Well, it’s been an exciting week. Not only did my review of Jesus and John Wayne make so many people angry, but Rachel Hollis is busy being canceled for her unrelatability. I must say, it’s so hard to choose between the two, and the other interesting events of the day. But perhaps the most epic thing for me–maybe epic is too exciting a word–is that I have been subtweeted for the first time to my knowledge. I don’t know, of course, but I think this might be about how hateful my review is:
Here’s how this works, folks. Discredit people and you won’t have to disprove them.
The trouble we will go to in order to keep from actually humbling ourselves and listening and prayerfully considering whether a critique has merit is absolutely astonishing.
— Beth Moore (@BethMooreLPM) April 6, 2021
I am not the least bit astonished that, apart from many accusations that I didn’t read the book–I read it twice, much to my chagrin–so far no one has engaged with what I’ve written. The outrage boils down to explanations that I shouldn’t have been the one to write it because I’m not “from here” and other reasons that are deeply upsetting to the twitterverse. I don’t feel like going into them, because I never have. Anyway, as I said in the review, Du Mez decided not to engage with what evangelicals actually believe (she says this in many podcasts) because they never can adequately express what they believe but only buy a lot of junk from Christian bookstores and listen to terrible music and generally, as a voting block, love the military. Their men are weak but they aspire to muscular strength. They live their lives by propagating fear and panic over sex and race. They voted for Mr. Trump.

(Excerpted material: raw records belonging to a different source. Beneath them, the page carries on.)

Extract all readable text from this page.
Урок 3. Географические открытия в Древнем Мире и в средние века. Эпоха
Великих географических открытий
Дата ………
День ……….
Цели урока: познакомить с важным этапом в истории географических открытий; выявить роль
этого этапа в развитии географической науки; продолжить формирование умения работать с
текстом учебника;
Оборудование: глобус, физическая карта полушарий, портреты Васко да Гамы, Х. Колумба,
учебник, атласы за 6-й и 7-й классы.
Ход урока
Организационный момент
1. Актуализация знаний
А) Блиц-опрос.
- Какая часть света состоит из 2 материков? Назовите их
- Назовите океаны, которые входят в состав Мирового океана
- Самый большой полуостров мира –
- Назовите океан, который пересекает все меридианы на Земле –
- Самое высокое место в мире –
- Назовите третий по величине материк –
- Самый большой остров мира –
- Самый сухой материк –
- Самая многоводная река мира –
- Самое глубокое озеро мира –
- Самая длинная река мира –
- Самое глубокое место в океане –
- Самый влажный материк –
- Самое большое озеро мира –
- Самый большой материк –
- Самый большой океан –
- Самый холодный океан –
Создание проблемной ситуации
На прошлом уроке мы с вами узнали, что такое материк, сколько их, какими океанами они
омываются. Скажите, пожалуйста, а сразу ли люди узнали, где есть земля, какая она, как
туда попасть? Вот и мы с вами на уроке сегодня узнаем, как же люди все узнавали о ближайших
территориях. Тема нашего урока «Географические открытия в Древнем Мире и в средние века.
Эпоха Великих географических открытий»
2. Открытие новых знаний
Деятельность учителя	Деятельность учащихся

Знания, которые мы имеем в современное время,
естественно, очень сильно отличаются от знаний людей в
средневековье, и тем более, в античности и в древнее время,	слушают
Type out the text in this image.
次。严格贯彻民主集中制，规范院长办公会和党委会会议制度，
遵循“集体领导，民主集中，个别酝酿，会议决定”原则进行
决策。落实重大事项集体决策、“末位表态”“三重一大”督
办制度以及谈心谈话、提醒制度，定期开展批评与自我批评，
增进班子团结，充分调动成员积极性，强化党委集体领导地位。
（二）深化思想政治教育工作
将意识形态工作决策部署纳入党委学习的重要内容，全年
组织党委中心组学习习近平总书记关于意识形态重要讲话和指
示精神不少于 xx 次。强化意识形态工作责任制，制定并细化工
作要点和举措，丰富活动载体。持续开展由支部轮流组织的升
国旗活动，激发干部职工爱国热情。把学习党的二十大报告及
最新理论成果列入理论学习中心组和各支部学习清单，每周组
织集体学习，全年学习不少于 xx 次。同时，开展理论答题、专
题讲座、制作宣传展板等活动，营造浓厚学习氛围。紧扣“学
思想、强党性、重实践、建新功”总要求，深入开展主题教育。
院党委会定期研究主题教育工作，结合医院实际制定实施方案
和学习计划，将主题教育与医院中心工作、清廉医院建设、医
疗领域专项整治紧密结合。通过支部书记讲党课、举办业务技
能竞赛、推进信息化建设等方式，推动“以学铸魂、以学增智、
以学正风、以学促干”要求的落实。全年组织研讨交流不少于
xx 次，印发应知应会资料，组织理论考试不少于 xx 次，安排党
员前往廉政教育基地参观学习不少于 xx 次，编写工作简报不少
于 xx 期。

So anyway, as I said, the unseriousness of this is, as they say in French, profound. The book is not history, but ideology, and I’m sorry that so many people have taken her “critique” as their lodestar. Christianity in America is in a bad state, of course, and men are evil–all of them–and most of the women too. And you can see the bad state of things by the way the twitter “conversation” has unfolded. Du Mez is allowed to demonize an entire demographic of people and is lauded for her brilliance, whereas actual Christians on twitter pointing out a number of salient points are publicly and privately called to repent. What are these salient points? Let’s just number them quickly:
- The Patriarchy was established before the fall.
- Wives submitting to their husbands is in the New Testament
- Unrepentant homosexuality will keep you out of the kingdom of heaven
- Pastors and Influencers who preach and promote the LGBTQ+ heresy are leading the Lord’s little ones into the darkness and it would be better that they tie millstones around their necks than lie to themselves that they are being clever or brave
- The peace-loving Christ is also the one who comes to judge the world with fire and a sword
- Abortion is a sickening evil that no one cares about because there are so many sexier problems in the world
- God is our Father (coughpatriarchcough) and Christ is our Brother. The church is the Bride. If you are gender-confused the Bible will not make sense to you
If Du Mez wanted to understand the messy and strange behavior of evangelicals over the last seventy years, there could have been a way for her to do it. It would have meant going at her task without first deciding the quality and quantity of their wickedness. As I said in the review, she didn’t have to bother, because evangelicals do love to buy stuff, and they did rush out and acquire her book, self-flagellating themselves in lieu of repenting of their actual sins. And for totes real, their sins are so many–they are biblically illiterate, they don’t know the gospel, they love fads, and they want to be loved by all people…although, this is actually true of almost all Americans.
One final word, before I wander back to my kitchen, I wrote this review not out of naive ignorance–not knowing that the CBMW is at least out of fashion, at most beyond the pale–but because I know that a lot of people out there don’t really know Jesus. They might sometimes stumble along and think that he resembles people like John Wayne, or Mr. Trump, or Mr. Obama (surely you remember how Mr. Obama was going to be Messiah–or is it just me?), or worse, Themselves. They might read Jesus and John Wayne and think that Du Mez has spared them from the fire of cultural disapprobation, and be grateful to her. They will repent of their whiteness and their conservatism and go off feeling justified, but no closer to God than when they were listening to Petra.
OR, they could face the Land of Unlikeness to battle the strange beasts of the wilderness who threaten to devour the soul–the beast that the LGBTQ+ heresy is being swallowed down as if it is of God, and will not send a generation of young and old to perdition if not repented of; the beast that God is a jealous God and does not bless the shibboleths of the day; the beast that the blood of the babies is crying out against us and we don’t even care–and turn to the Lord who always has compassion, to our God who stands under the flood of his own wrath to forgive us and let us go free. But only if we repent. Only if we beg him–like beggars who are owed nothing–for his mercy.
Don’t worry, I won’t be defending myself anywhere, and you needn’t either. But don’t be confused. The wolf comes along wearing sheep’s clothing, pretending to be a prophet, but actually devouring the sheep. You can know them not only by what they say and what they tweet, but also how ticked off they are when you don’t like their conspiracy theories.